The backing theory, as I see it, implies that if the ratio of total debt to GDP rises, then the value of the dollar should fall. The prices of goods and services should rise. Gold should rise in terms of dollars. The FED issues dollars as its notes, secured by government and other debts (and some gold.) As the debt to GDP ratio rises, the security behind those notes worsens, the dollar falls, and the price of gold rises in terms of dollars.
A graph of total American debt as a percent of national income (which is correlated with GDP) is here. That ratio has been on the rise for a long time. The ratio has risen from about 1.87 in 1957 to 4.75 in 2007. The result of this is that there is 5.6 times as much debt per person in real terms. The cost of living has gone up by a factor of 7.38 over the same period. Again we have a crude application of a theory, this time the backing theory, that gets us into the ballpark.
There are many difficulties in applying any theory. Measuring total debt is difficult. The annual value of American product is typically measured by GDP. That has difficulties.

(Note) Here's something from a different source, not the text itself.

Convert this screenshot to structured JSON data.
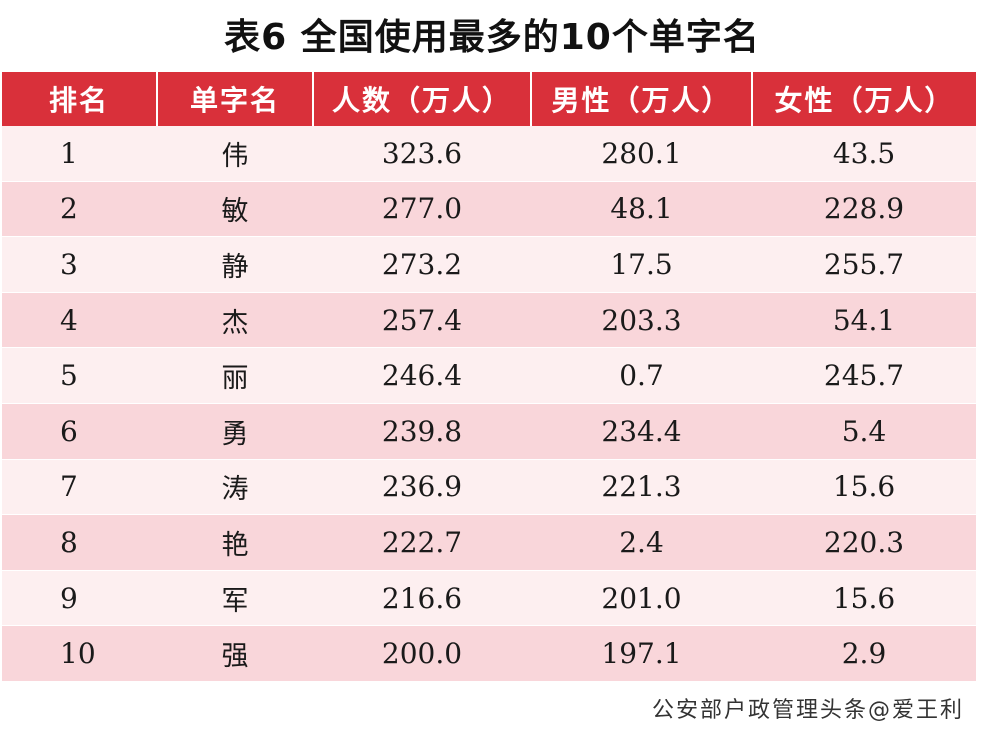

It also gives no role for intermediate products, and they are financed by debt. We can use GDP to measure product over time in relation to debt only if we make the gross assumption that intermediate products and their debt financing do not change their relation to GDP. A more accurate analysis should not ignore intermediate products and debt financing for them.
It is difficult to distinguish the quantity theory and the backing theory using modern data because as the money aggregates have changed, so have the debt and the backing behind the currency. Perhaps other times and places with different monetary arrangements will provide further information.

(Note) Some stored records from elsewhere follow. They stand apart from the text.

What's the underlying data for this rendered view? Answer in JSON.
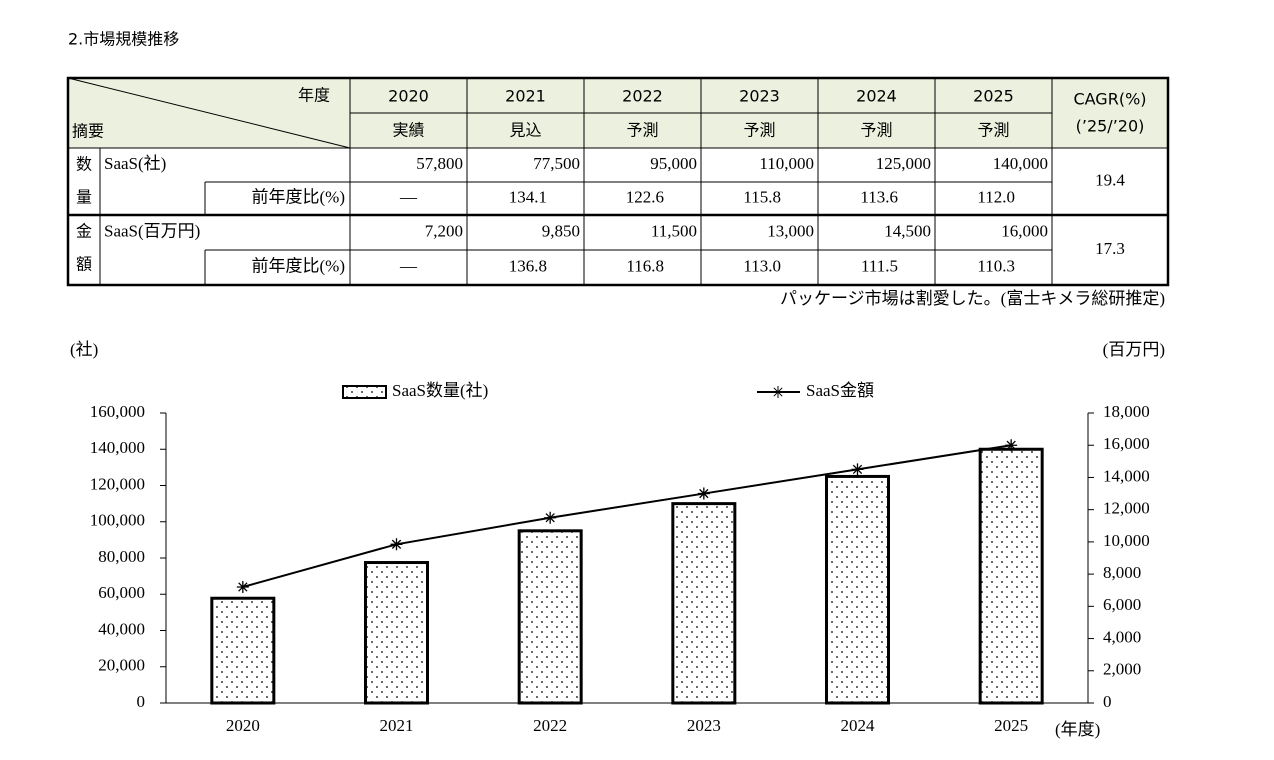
{
  "heading": "2.市場規模推移",
  "table": {
    "corner_top": "年度",
    "corner_bottom": "摘要",
    "years": [
      "2020",
      "2021",
      "2022",
      "2023",
      "2024",
      "2025"
    ],
    "status": [
      "実績",
      "見込",
      "予測",
      "予測",
      "予測",
      "予測"
    ],
    "cagr_header": [
      "CAGR(%)",
      "(’25/’20)"
    ],
    "groups": [
      {
        "label": [
          "数",
          "量"
        ],
        "rows": [
          {
            "name": "SaaS(社)",
            "values": [
              "57,800",
              "77,500",
              "95,000",
              "110,000",
              "125,000",
              "140,000"
            ]
          },
          {
            "name": "前年度比(%)",
            "values": [
              "—",
              "134.1",
              "122.6",
              "115.8",
              "113.6",
              "112.0"
            ]
          }
        ],
        "cagr": "19.4"
      },
      {
        "label": [
          "金",
          "額"
        ],
        "rows": [
          {
            "name": "SaaS(百万円)",
            "values": [
              "7,200",
              "9,850",
              "11,500",
              "13,000",
              "14,500",
              "16,000"
            ]
          },
          {
            "name": "前年度比(%)",
            "values": [
              "—",
              "136.8",
              "116.8",
              "113.0",
              "111.5",
              "110.3"
            ]
          }
        ],
        "cagr": "17.3"
      }
    ]
  },
  "note": "パッケージ市場は割愛した。(富士キメラ総研推定)",
  "chart_data": {
    "type": "bar",
    "y_label": "(社)",
    "y2_label": "(百万円)",
    "x_label": "(年度)",
    "categories": [
      "2020",
      "2021",
      "2022",
      "2023",
      "2024",
      "2025"
    ],
    "series": [
      {
        "name": "SaaS数量(社)",
        "type": "bar",
        "color": "#000000",
        "values": [
          57800,
          77500,
          95000,
          110000,
          125000,
          140000
        ]
      },
      {
        "name": "SaaS金額",
        "type": "line",
        "axis": "y2",
        "color": "#000000",
        "values": [
          7200,
          9850,
          11500,
          13000,
          14500,
          16000
        ]
      }
    ],
    "ylim": [
      0,
      160000
    ],
    "yticks": [
      0,
      {
        "value": 20000,
        "label": "20,000"
      },
      {
        "value": 40000,
        "label": "40,000"
      },
      {
        "value": 60000,
        "label": "60,000"
      },
      {
        "value": 80000,
        "label": "80,000"
      },
      {
        "value": 100000,
        "label": "100,000"
      },
      {
        "value": 120000,
        "label": "120,000"
      },
      {
        "value": 140000,
        "label": "140,000"
      },
      {
        "value": 160000,
        "label": "160,000"
      }
    ],
    "y2lim": [
      0,
      18000
    ],
    "y2ticks": [
      0,
      {
        "value": 2000,
        "label": "2,000"
      },
      {
        "value": 4000,
        "label": "4,000"
      },
      {
        "value": 6000,
        "label": "6,000"
      },
      {
        "value": 8000,
        "label": "8,000"
      },
      {
        "value": 10000,
        "label": "10,000"
      },
      {
        "value": 12000,
        "label": "12,000"
      },
      {
        "value": 14000,
        "label": "14,000"
      },
      {
        "value": 16000,
        "label": "16,000"
      },
      {
        "value": 18000,
        "label": "18,000"
      }
    ],
    "grid": false,
    "legend": "top"
  }
}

Gold is a speculative market. Price can go "too low" or "too high" compared with whatever theoretical notions we may have about what prices should be. If gold rises too fast compared to the rise of debt/GDP, then it may be overpriced. If it rises too slowly compared to debt/GDP’s rise, it may be underpriced.

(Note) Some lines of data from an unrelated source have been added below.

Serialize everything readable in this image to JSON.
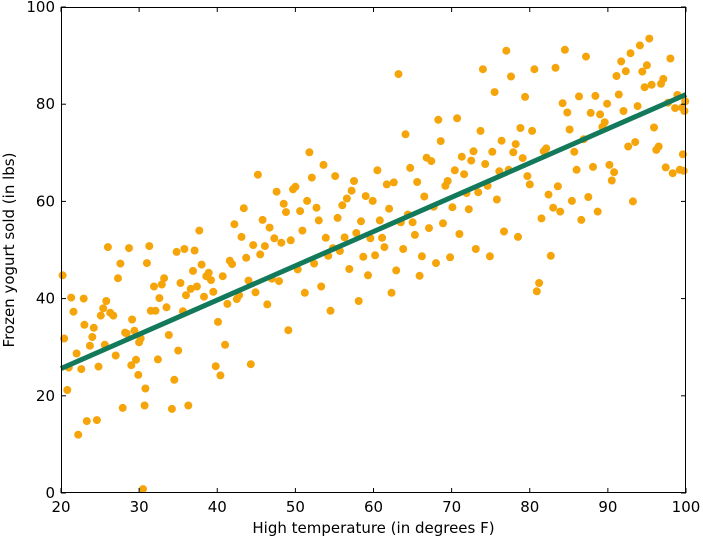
{
  "chart_data": {
    "type": "scatter",
    "title": "",
    "xlabel": "High temperature (in degrees F)",
    "ylabel": "Frozen yogurt sold (in lbs)",
    "xlim": [
      20,
      100
    ],
    "ylim": [
      0,
      100
    ],
    "xticks": [
      20,
      30,
      40,
      50,
      60,
      70,
      80,
      90,
      100
    ],
    "yticks": [
      0,
      20,
      40,
      60,
      80,
      100
    ],
    "grid": false,
    "legend": "none",
    "colors": {
      "points": "#f5a50a",
      "fit_line": "#13795b",
      "axes": "#000000"
    },
    "fit_line": {
      "x": [
        20,
        100
      ],
      "y": [
        25.6,
        82
      ]
    },
    "series": [
      {
        "points": [
          [
            20.2,
            44.8
          ],
          [
            20.4,
            31.8
          ],
          [
            20.8,
            21.2
          ],
          [
            21.0,
            25.8
          ],
          [
            21.3,
            40.2
          ],
          [
            21.6,
            37.3
          ],
          [
            22.0,
            28.7
          ],
          [
            22.2,
            12.0
          ],
          [
            22.6,
            25.5
          ],
          [
            22.9,
            40.0
          ],
          [
            23.0,
            34.6
          ],
          [
            23.3,
            14.8
          ],
          [
            23.7,
            30.3
          ],
          [
            24.0,
            32.1
          ],
          [
            24.2,
            34.0
          ],
          [
            24.6,
            15.0
          ],
          [
            24.8,
            26.0
          ],
          [
            25.1,
            36.5
          ],
          [
            25.4,
            38.0
          ],
          [
            25.6,
            30.5
          ],
          [
            25.8,
            39.5
          ],
          [
            26.0,
            50.6
          ],
          [
            26.3,
            37.1
          ],
          [
            26.7,
            36.5
          ],
          [
            27.0,
            28.3
          ],
          [
            27.3,
            44.2
          ],
          [
            27.6,
            47.2
          ],
          [
            27.9,
            17.5
          ],
          [
            28.2,
            33.0
          ],
          [
            28.4,
            32.8
          ],
          [
            28.7,
            50.4
          ],
          [
            29.0,
            26.3
          ],
          [
            29.1,
            35.7
          ],
          [
            29.4,
            33.4
          ],
          [
            29.6,
            27.4
          ],
          [
            29.9,
            24.3
          ],
          [
            30.0,
            31.0
          ],
          [
            30.2,
            31.8
          ],
          [
            30.5,
            0.8
          ],
          [
            30.7,
            18.0
          ],
          [
            30.8,
            21.5
          ],
          [
            31.0,
            47.3
          ],
          [
            31.3,
            50.8
          ],
          [
            31.5,
            37.5
          ],
          [
            31.9,
            42.5
          ],
          [
            32.1,
            37.5
          ],
          [
            32.4,
            27.5
          ],
          [
            32.6,
            40.1
          ],
          [
            32.9,
            42.9
          ],
          [
            33.2,
            44.2
          ],
          [
            33.5,
            38.2
          ],
          [
            33.8,
            32.5
          ],
          [
            34.2,
            17.3
          ],
          [
            34.5,
            23.3
          ],
          [
            34.8,
            49.6
          ],
          [
            35.0,
            29.3
          ],
          [
            35.3,
            43.2
          ],
          [
            35.6,
            37.4
          ],
          [
            35.8,
            50.2
          ],
          [
            36.0,
            40.7
          ],
          [
            36.3,
            18.0
          ],
          [
            36.6,
            42.0
          ],
          [
            36.9,
            45.7
          ],
          [
            37.1,
            49.9
          ],
          [
            37.4,
            42.5
          ],
          [
            37.7,
            54.0
          ],
          [
            38.0,
            47.0
          ],
          [
            38.3,
            40.4
          ],
          [
            38.6,
            44.6
          ],
          [
            38.9,
            45.3
          ],
          [
            39.2,
            43.8
          ],
          [
            39.5,
            41.4
          ],
          [
            39.8,
            26.1
          ],
          [
            40.1,
            35.2
          ],
          [
            40.4,
            24.2
          ],
          [
            40.7,
            44.6
          ],
          [
            41.0,
            30.5
          ],
          [
            41.3,
            38.9
          ],
          [
            41.6,
            47.8
          ],
          [
            41.9,
            47.1
          ],
          [
            42.2,
            55.3
          ],
          [
            42.5,
            39.9
          ],
          [
            42.8,
            40.7
          ],
          [
            43.1,
            52.7
          ],
          [
            43.4,
            58.6
          ],
          [
            43.7,
            48.4
          ],
          [
            44.0,
            43.7
          ],
          [
            44.3,
            26.5
          ],
          [
            44.6,
            51.0
          ],
          [
            44.9,
            41.3
          ],
          [
            45.2,
            65.5
          ],
          [
            45.5,
            49.1
          ],
          [
            45.8,
            56.2
          ],
          [
            46.1,
            50.8
          ],
          [
            46.4,
            38.8
          ],
          [
            46.7,
            54.6
          ],
          [
            47.0,
            44.1
          ],
          [
            47.3,
            52.4
          ],
          [
            47.6,
            62.0
          ],
          [
            47.9,
            43.6
          ],
          [
            48.2,
            51.5
          ],
          [
            48.5,
            59.5
          ],
          [
            48.8,
            57.8
          ],
          [
            49.1,
            33.5
          ],
          [
            49.4,
            52.0
          ],
          [
            49.7,
            62.5
          ],
          [
            50.0,
            63.0
          ],
          [
            50.3,
            46.0
          ],
          [
            50.6,
            58.0
          ],
          [
            50.9,
            54.0
          ],
          [
            51.2,
            41.2
          ],
          [
            51.5,
            60.1
          ],
          [
            51.8,
            70.1
          ],
          [
            52.1,
            64.9
          ],
          [
            52.4,
            47.2
          ],
          [
            52.7,
            58.7
          ],
          [
            53.0,
            56.1
          ],
          [
            53.3,
            42.5
          ],
          [
            53.6,
            67.5
          ],
          [
            53.9,
            52.5
          ],
          [
            54.2,
            48.8
          ],
          [
            54.5,
            37.5
          ],
          [
            54.8,
            50.4
          ],
          [
            55.1,
            65.2
          ],
          [
            55.4,
            56.6
          ],
          [
            55.7,
            49.8
          ],
          [
            56.0,
            59.2
          ],
          [
            56.3,
            52.6
          ],
          [
            56.6,
            60.6
          ],
          [
            56.9,
            46.1
          ],
          [
            57.2,
            62.2
          ],
          [
            57.5,
            64.2
          ],
          [
            57.8,
            53.5
          ],
          [
            58.1,
            39.5
          ],
          [
            58.4,
            55.9
          ],
          [
            58.7,
            48.6
          ],
          [
            59.0,
            61.1
          ],
          [
            59.3,
            44.8
          ],
          [
            59.6,
            52.4
          ],
          [
            59.9,
            60.1
          ],
          [
            60.2,
            48.9
          ],
          [
            60.5,
            66.4
          ],
          [
            60.8,
            56.1
          ],
          [
            61.1,
            52.5
          ],
          [
            61.4,
            50.6
          ],
          [
            61.7,
            63.5
          ],
          [
            62.0,
            58.5
          ],
          [
            62.3,
            41.2
          ],
          [
            62.6,
            63.9
          ],
          [
            62.9,
            45.8
          ],
          [
            63.2,
            86.2
          ],
          [
            63.5,
            55.7
          ],
          [
            63.8,
            50.2
          ],
          [
            64.1,
            73.8
          ],
          [
            64.4,
            57.3
          ],
          [
            64.7,
            66.9
          ],
          [
            65.0,
            55.7
          ],
          [
            65.3,
            53.1
          ],
          [
            65.6,
            64.0
          ],
          [
            65.9,
            44.7
          ],
          [
            66.2,
            48.7
          ],
          [
            66.5,
            61.0
          ],
          [
            66.8,
            69.0
          ],
          [
            67.1,
            54.5
          ],
          [
            67.4,
            68.3
          ],
          [
            67.7,
            58.9
          ],
          [
            68.0,
            47.3
          ],
          [
            68.3,
            76.8
          ],
          [
            68.6,
            72.4
          ],
          [
            68.9,
            55.5
          ],
          [
            69.2,
            63.2
          ],
          [
            69.5,
            64.2
          ],
          [
            69.8,
            48.5
          ],
          [
            70.1,
            58.8
          ],
          [
            70.4,
            66.4
          ],
          [
            70.7,
            77.1
          ],
          [
            71.0,
            53.3
          ],
          [
            71.3,
            69.2
          ],
          [
            71.6,
            65.6
          ],
          [
            71.9,
            61.7
          ],
          [
            72.2,
            58.4
          ],
          [
            72.5,
            68.4
          ],
          [
            72.8,
            70.3
          ],
          [
            73.1,
            50.2
          ],
          [
            73.4,
            61.9
          ],
          [
            73.7,
            74.5
          ],
          [
            74.0,
            87.2
          ],
          [
            74.3,
            67.7
          ],
          [
            74.6,
            63.2
          ],
          [
            74.9,
            48.7
          ],
          [
            75.2,
            70.2
          ],
          [
            75.5,
            82.5
          ],
          [
            75.8,
            60.4
          ],
          [
            76.1,
            66.2
          ],
          [
            76.4,
            72.5
          ],
          [
            76.7,
            53.8
          ],
          [
            77.0,
            91.0
          ],
          [
            77.3,
            66.5
          ],
          [
            77.6,
            85.7
          ],
          [
            77.9,
            70.1
          ],
          [
            78.2,
            71.8
          ],
          [
            78.5,
            52.7
          ],
          [
            78.8,
            75.1
          ],
          [
            79.1,
            68.9
          ],
          [
            79.4,
            81.5
          ],
          [
            79.7,
            65.2
          ],
          [
            80.0,
            63.5
          ],
          [
            80.3,
            74.5
          ],
          [
            80.6,
            87.2
          ],
          [
            80.9,
            41.5
          ],
          [
            81.2,
            43.2
          ],
          [
            81.5,
            56.5
          ],
          [
            81.8,
            70.3
          ],
          [
            82.1,
            70.9
          ],
          [
            82.4,
            61.4
          ],
          [
            82.7,
            48.8
          ],
          [
            83.0,
            58.7
          ],
          [
            83.3,
            87.5
          ],
          [
            83.6,
            63.1
          ],
          [
            83.9,
            57.9
          ],
          [
            84.2,
            80.2
          ],
          [
            84.5,
            91.2
          ],
          [
            84.8,
            78.3
          ],
          [
            85.1,
            74.8
          ],
          [
            85.4,
            60.1
          ],
          [
            85.7,
            70.2
          ],
          [
            86.0,
            66.5
          ],
          [
            86.3,
            81.6
          ],
          [
            86.6,
            56.2
          ],
          [
            86.9,
            72.8
          ],
          [
            87.2,
            89.8
          ],
          [
            87.5,
            60.9
          ],
          [
            87.8,
            78.2
          ],
          [
            88.1,
            67.1
          ],
          [
            88.4,
            81.7
          ],
          [
            88.7,
            57.9
          ],
          [
            89.0,
            77.9
          ],
          [
            89.3,
            75.3
          ],
          [
            89.6,
            76.3
          ],
          [
            89.9,
            80.1
          ],
          [
            90.2,
            67.5
          ],
          [
            90.5,
            64.3
          ],
          [
            90.8,
            66.0
          ],
          [
            91.1,
            85.8
          ],
          [
            91.4,
            82.0
          ],
          [
            91.7,
            88.8
          ],
          [
            92.0,
            78.6
          ],
          [
            92.3,
            86.8
          ],
          [
            92.6,
            71.3
          ],
          [
            92.9,
            90.5
          ],
          [
            93.2,
            60.0
          ],
          [
            93.5,
            72.2
          ],
          [
            93.8,
            79.6
          ],
          [
            94.1,
            92.1
          ],
          [
            94.4,
            86.7
          ],
          [
            94.7,
            83.5
          ],
          [
            95.0,
            88.0
          ],
          [
            95.3,
            93.5
          ],
          [
            95.6,
            84.0
          ],
          [
            95.9,
            75.2
          ],
          [
            96.2,
            70.6
          ],
          [
            96.5,
            71.3
          ],
          [
            96.8,
            84.2
          ],
          [
            97.1,
            85.2
          ],
          [
            97.4,
            67.0
          ],
          [
            97.7,
            80.3
          ],
          [
            98.0,
            89.4
          ],
          [
            98.3,
            65.8
          ],
          [
            98.6,
            79.2
          ],
          [
            98.9,
            81.9
          ],
          [
            99.2,
            66.5
          ],
          [
            99.5,
            79.3
          ],
          [
            99.7,
            66.3
          ],
          [
            99.9,
            80.6
          ],
          [
            99.8,
            78.6
          ],
          [
            99.6,
            69.7
          ]
        ]
      }
    ]
  }
}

When gold rose sharply in 1980, the ratio of debt to income (or GDP) was already rising. Gold’s price rise anticipated an even sharper rise that occurred under Reagan. Gold overshot in some sense, because it fell back and stagnated for many years. The gold price since 2001 is coincident with another sharp acceleration in the ratio of debt to income. That acceleration has not ended yet. Government debt is rising even more swiftly than under Bush. The bank credit of commercial banks is growing more slowly than in a few years, but it is still growing.
In trying to understand where the price of gold might go next, we need to recognize that gold is traded in a speculative market subject to swings that are virtually impossible to understand. Sometimes they last for a long time. Then there are supply and demand factors that I have not mentioned here at all, such as the demand for gold jewelry and the production by miners. They provide a third way of thinking about the price of gold. The two theories I mentioned are the well-known quantity theory and the backing theory. The quantity theory suggests that we pay attention to the monetary base or other monetary aggregates. The backing theory suggests that we look at indicators of the security behind government bonds, such as the ratio of total debt to GDP.